7. Toy Code: Video Latent Denoising Intuition#

This is a minimal spatiotemporal denoising sketch (not a full video diffusion model), included to connect concepts used by modern video systems.

Tvid, H, W = 12, 26, 26
video = np.zeros((Tvid, H, W))
yy, xx = np.indices((H, W))

for t in range(Tvid):
    cx = 6 + t
    cy = 13
    video[t] = np.exp(-((xx - cx) ** 2 + (yy - cy) ** 2) / 20.0)

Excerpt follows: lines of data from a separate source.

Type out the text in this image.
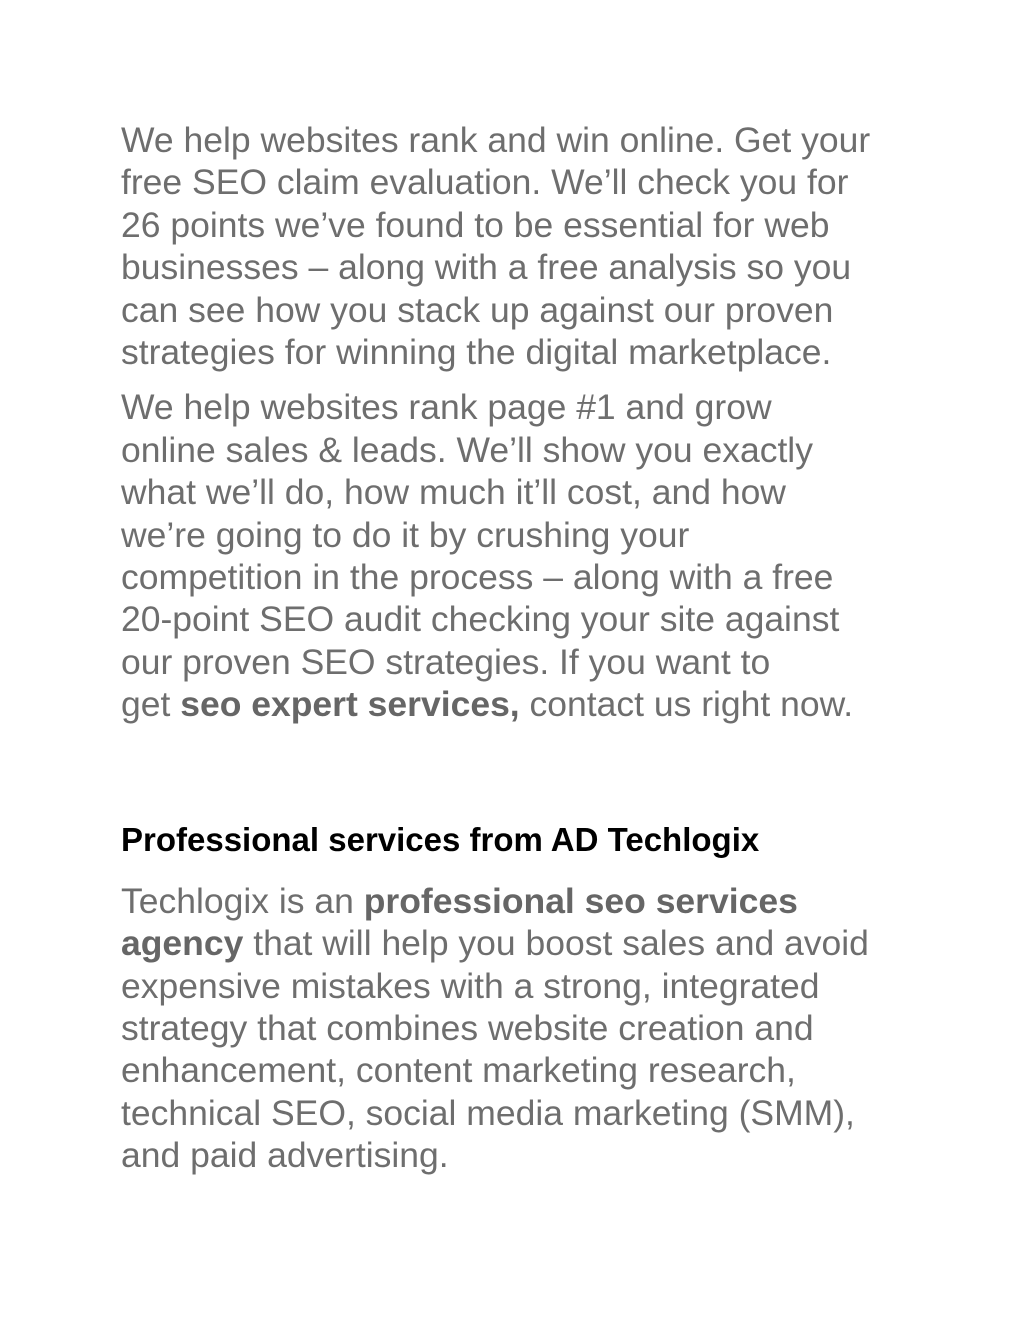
We help websites rank and win online. Get your
free SEO claim evaluation. We’ll check you for
26 points we’ve found to be essential for web
businesses – along with a free analysis so you
can see how you stack up against our proven
strategies for winning the digital marketplace.

We help websites rank page #1 and grow
online sales & leads. We’ll show you exactly
what we’ll do, how much it’ll cost, and how
we’re going to do it by crushing your
competition in the process – along with a free
20-point SEO audit checking your site against
our proven SEO strategies. If you want to
get seo expert services, contact us right now.

Professional services from AD Techlogix

Techlogix is an professional seo services
agency that will help you boost sales and avoid
expensive mistakes with a strong, integrated
strategy that combines website creation and
enhancement, content marketing research,
technical SEO, social media marketing (SMM),
and paid advertising.
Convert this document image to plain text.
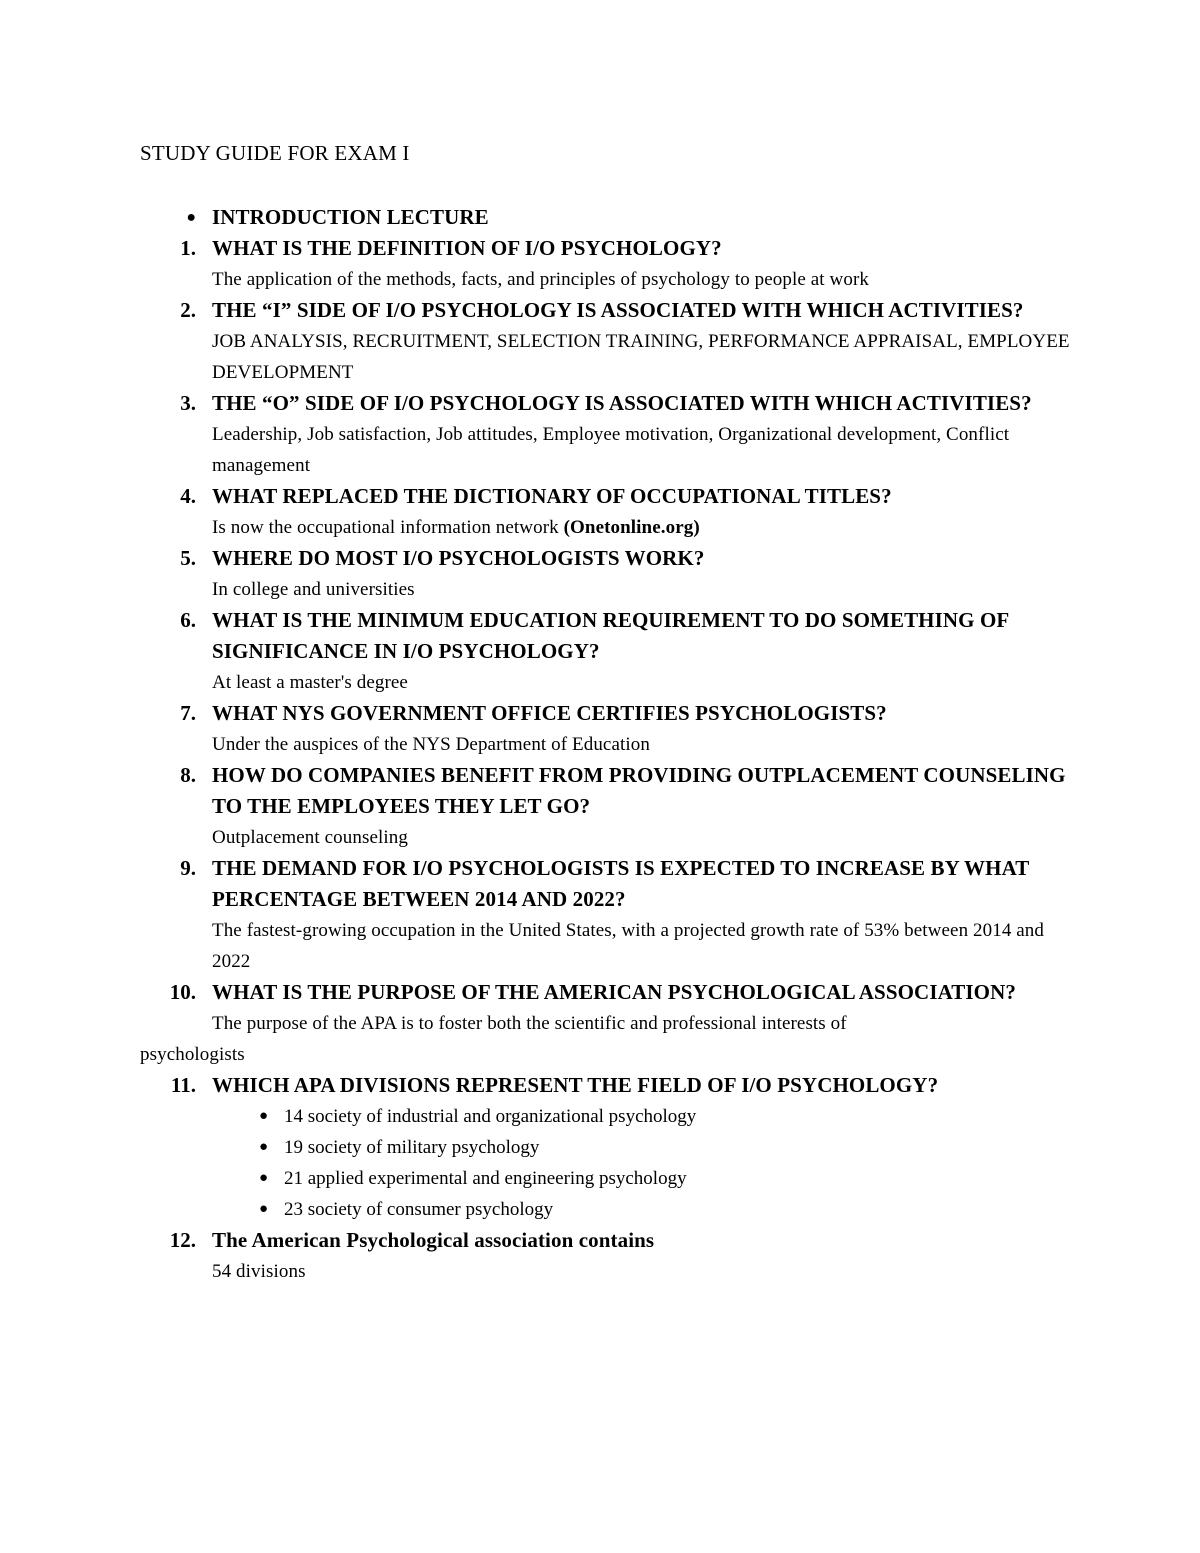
STUDY GUIDE FOR EXAM I
● INTRODUCTION LECTURE
1. WHAT IS THE DEFINITION OF I/O PSYCHOLOGY?
The application of the methods, facts, and principles of psychology to people at work
2. THE “I” SIDE OF I/O PSYCHOLOGY IS ASSOCIATED WITH WHICH ACTIVITIES?
JOB ANALYSIS, RECRUITMENT, SELECTION TRAINING, PERFORMANCE APPRAISAL, EMPLOYEE DEVELOPMENT
3. THE “O” SIDE OF I/O PSYCHOLOGY IS ASSOCIATED WITH WHICH ACTIVITIES?
Leadership, Job satisfaction, Job attitudes, Employee motivation, Organizational development, Conflict management
4. WHAT REPLACED THE DICTIONARY OF OCCUPATIONAL TITLES?
Is now the occupational information network (Onetonline.org)
5. WHERE DO MOST I/O PSYCHOLOGISTS WORK?
In college and universities
6. WHAT IS THE MINIMUM EDUCATION REQUIREMENT TO DO SOMETHING OF SIGNIFICANCE IN I/O PSYCHOLOGY?
At least a master's degree
7. WHAT NYS GOVERNMENT OFFICE CERTIFIES PSYCHOLOGISTS?
Under the auspices of the NYS Department of Education
8. HOW DO COMPANIES BENEFIT FROM PROVIDING OUTPLACEMENT COUNSELING TO THE EMPLOYEES THEY LET GO?
Outplacement counseling
9. THE DEMAND FOR I/O PSYCHOLOGISTS IS EXPECTED TO INCREASE BY WHAT PERCENTAGE BETWEEN 2014 AND 2022?
The fastest-growing occupation in the United States, with a projected growth rate of 53% between 2014 and 2022
10. WHAT IS THE PURPOSE OF THE AMERICAN PSYCHOLOGICAL ASSOCIATION?
The purpose of the APA is to foster both the scientific and professional interests of
psychologists
11. WHICH APA DIVISIONS REPRESENT THE FIELD OF I/O PSYCHOLOGY?
● 14 society of industrial and organizational psychology
● 19 society of military psychology
● 21 applied experimental and engineering psychology
● 23 society of consumer psychology
12. The American Psychological association contains
54 divisions
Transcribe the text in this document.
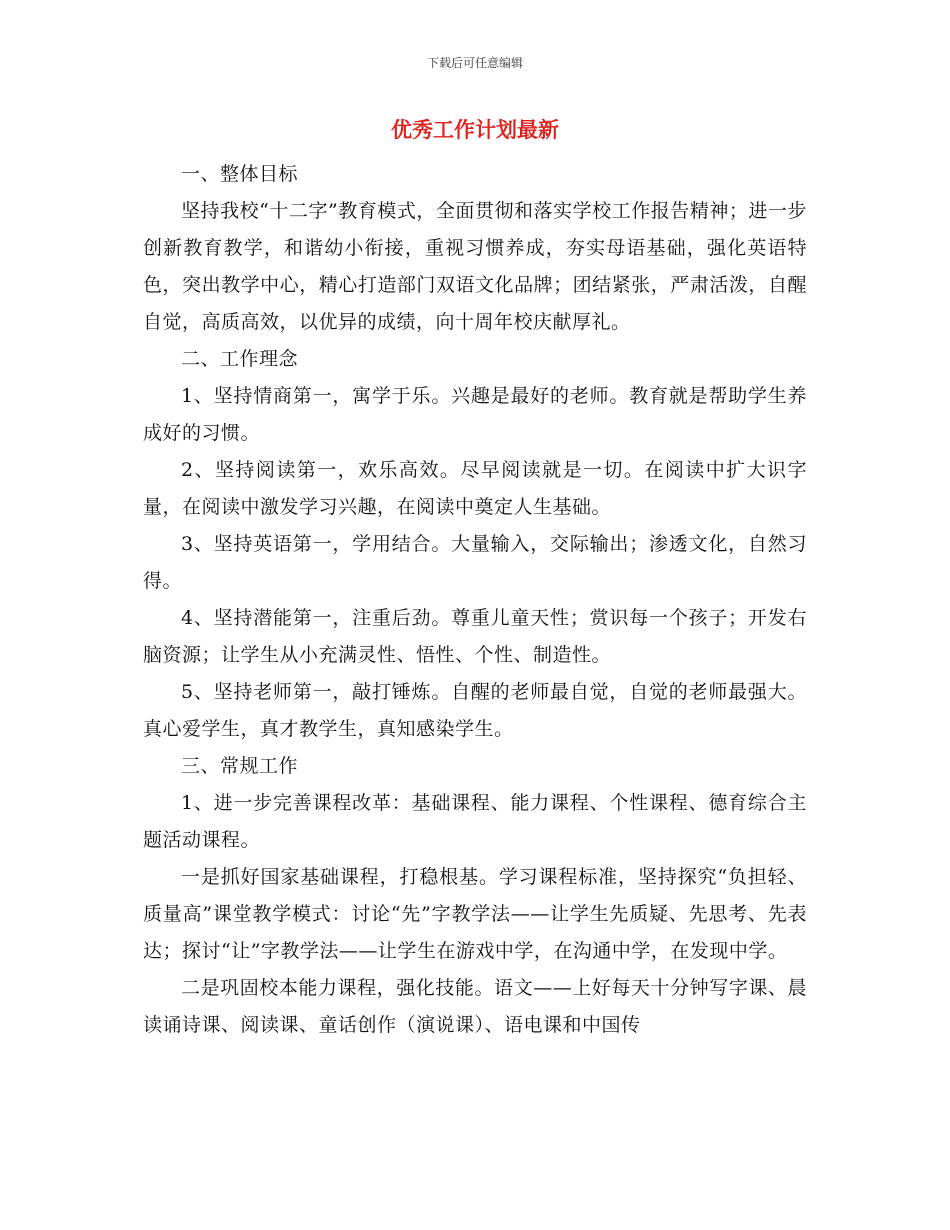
下载后可任意编辑
优秀工作计划最新

一、整体目标

坚持我校“十二字”教育模式，全面贯彻和落实学校工作报告精神；进一步创新教育教学，和谐幼小衔接，重视习惯养成，夯实母语基础，强化英语特色，突出教学中心，精心打造部门双语文化品牌；团结紧张，严肃活泼，自醒自觉，高质高效，以优异的成绩，向十周年校庆献厚礼。

二、工作理念

1、坚持情商第一，寓学于乐。兴趣是最好的老师。教育就是帮助学生养成好的习惯。

2、坚持阅读第一，欢乐高效。尽早阅读就是一切。在阅读中扩大识字量，在阅读中激发学习兴趣，在阅读中奠定人生基础。

3、坚持英语第一，学用结合。大量输入，交际输出；渗透文化，自然习得。

4、坚持潜能第一，注重后劲。尊重儿童天性；赏识每一个孩子；开发右脑资源；让学生从小充满灵性、悟性、个性、制造性。

5、坚持老师第一，敲打锤炼。自醒的老师最自觉，自觉的老师最强大。真心爱学生，真才教学生，真知感染学生。

三、常规工作

1、进一步完善课程改革：基础课程、能力课程、个性课程、德育综合主题活动课程。

一是抓好国家基础课程，打稳根基。学习课程标准，坚持探究“负担轻、质量高”课堂教学模式：讨论“先”字教学法——让学生先质疑、先思考、先表达；探讨“让”字教学法——让学生在游戏中学，在沟通中学，在发现中学。

二是巩固校本能力课程，强化技能。语文——上好每天十分钟写字课、晨读诵诗课、阅读课、童话创作（演说课）、语电课和中国传
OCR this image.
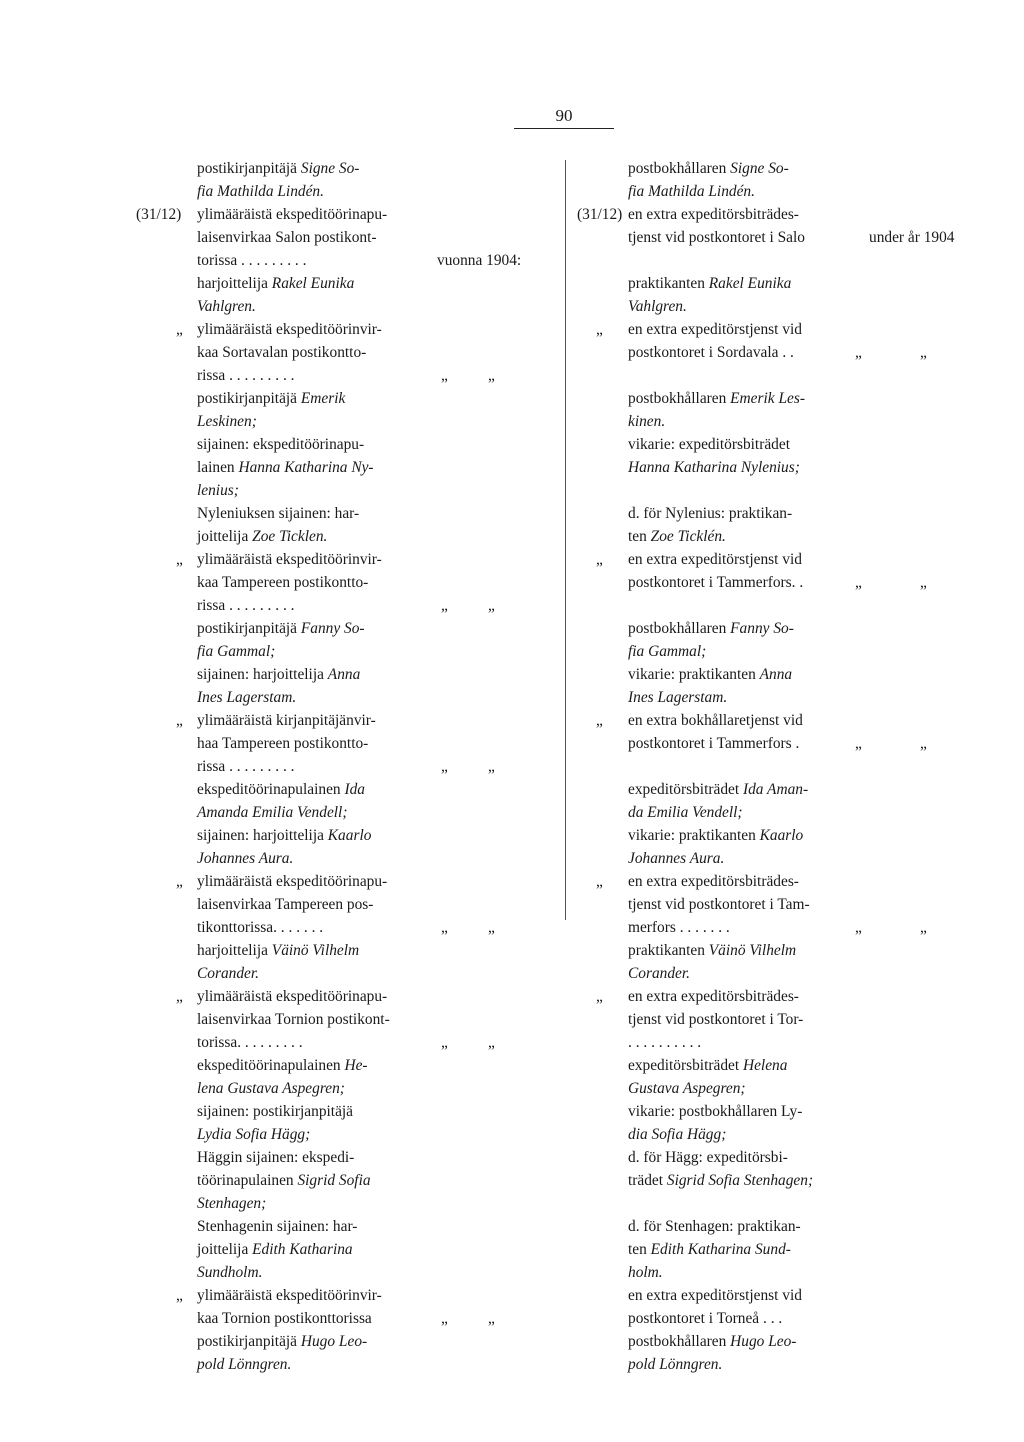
90
postikirjanpitäjä Signe So-
fia Mathilda Lindén.
(31/12) ylimääräistä ekspeditöörinapu-
laisenvirkaa Salon postikont-
torissa . . . . . . . . .	vuonna 1904:
harjoittelija Rakel Eunika
Vahlgren.
„ ylimääräistä ekspeditöörinvir-
kaa Sortavalan postikontto-
rissa . . . . . . . . .	„	„
postikirjanpitäjä Emerik
Leskinen;
sijainen: ekspeditöörinapu-
lainen Hanna Katharina Ny-
lenius;
Nyleniuksen sijainen: har-
joittelija Zoe Ticklen.
„ ylimääräistä ekspeditöörinvir-
kaa Tampereen postikontto-
rissa . . . . . . . . .	„	„
postikirjanpitäjä Fanny So-
fia Gammal;
sijainen: harjoittelija Anna
Ines Lagerstam.
„ ylimääräistä kirjanpitäjänvir-
haa Tampereen postikontto-
rissa . . . . . . . . .	„	„
ekspeditöörinapulainen Ida
Amanda Emilia Vendell;
sijainen: harjoittelija Kaarlo
Johannes Aura.
„ ylimääräistä ekspeditöörinapu-
laisenvirkaa Tampereen pos-
tikonttorissa. . . . . . .	„	„
harjoittelija Väinö Vilhelm
Corander.
„ ylimääräistä ekspeditöörinapu-
laisenvirkaa Tornion postikont-
torissa. . . . . . . . .	„	„
ekspeditöörinapulainen He-
lena Gustava Aspegren;
sijainen: postikirjanpitäjä
Lydia Sofia Hägg;
Häggin sijainen: ekspedi-
töörinapulainen Sigrid Sofia
Stenhagen;
Stenhagenin sijainen: har-
joittelija Edith Katharina
Sundholm.
„ ylimääräistä ekspeditöörinvir-
kaa Tornion postikonttorissa	„	„
postikirjanpitäjä Hugo Leo-
pold Lönngren.
postbokhållaren Signe So-
fia Mathilda Lindén.
(31/12) en extra expeditörsbiträdes-
tjenst vid postkontoret i Salo	under år 1904
praktikanten Rakel Eunika
Vahlgren.
„ en extra expeditörstjenst vid
postkontoret i Sordavala . .	„	„
postbokhållaren Emerik Les-
kinen.
vikarie: expeditörsbiträdet
Hanna Katharina Nylenius;
d. för Nylenius: praktikan-
ten Zoe Ticklén.
„ en extra expeditörstjenst vid
postkontoret i Tammerfors. .	„	„
postbokhållaren Fanny So-
fia Gammal;
vikarie: praktikanten Anna
Ines Lagerstam.
„ en extra bokhållaretjenst vid
postkontoret i Tammerfors .	„	„
expeditörsbiträdet Ida Aman-
da Emilia Vendell;
vikarie: praktikanten Kaarlo
Johannes Aura.
„ en extra expeditörsbiträdes-
tjenst vid postkontoret i Tam-
merfors . . . . . . .	„	„
praktikanten Väinö Vilhelm
Corander.
„ en extra expeditörsbiträdes-
tjenst vid postkontoret i Tor-
. . . . . . . . . .
expeditörsbiträdet Helena
Gustava Aspegren;
vikarie: postbokhållaren Ly-
dia Sofia Hägg;
d. för Hägg: expeditörsbi-
trädet Sigrid Sofia Stenhagen;
d. för Stenhagen: praktikan-
ten Edith Katharina Sund-
holm.
en extra expeditörstjenst vid
postkontoret i Torneå . . .
postbokhållaren Hugo Leo-
pold Lönngren.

noisy = video + 0.34 * rng.normal(size=video.shape)
den = noisy.copy()
for t in range(1, Tvid - 1):
    den[t] = 0.22 * noisy[t - 1] + 0.56 * noisy[t] + 0.22 * noisy[t + 1]

fig, ax = plt.subplots(3, 4, figsize=(10.8, 7.8))
idx = np.linspace(0, Tvid - 1, 4, dtype=int)
for j, t in enumerate(idx):
    ax[0, j].imshow(video[t], cmap='magma', vmin=0, vmax=1)
    ax[0, j].set_title(f'Clean t={t}')
    ax[0, j].axis('off')

    ax[1, j].imshow(noisy[t], cmap='magma', vmin=0, vmax=1)
    ax[1, j].set_title(f'Noisy t={t}')
    ax[1, j].axis('off')

    ax[2, j].imshow(den[t], cmap='magma', vmin=0, vmax=1)
    ax[2, j].set_title(f'Denoised t={t}')
    ax[2, j].axis('off')

plt.tight_layout()
plt.show()

8. How to Read New Diffusion Papers Efficiently#

For any new model, extract these first:

Representation: pixel or latent? spatial only or spatiotemporal?
Backbone: UNet, DiT, MMDiT, hybrid?
Objective: \(\epsilon\) / \(x_0\) / \(v\) / flow-matching / consistency?
Sampler: SDE, ODE, DDIM-like, distilled few-step?
Compute profile: training budget, inference steps, VRAM footprint.

This checklist makes comparisons much less ambiguous.

Final Summary#

Latent diffusion remains the key systems-level idea enabling high-resolution and multimodal generation.
Current frontier models combine transformer denoisers, stronger latent tokenization, and faster samplers/distillation.
Video diffusion has rapidly advanced through large open models with explicit spatiotemporal latent design.
You now have paper and Hugging Face starting points for both foundational and cutting-edge model families.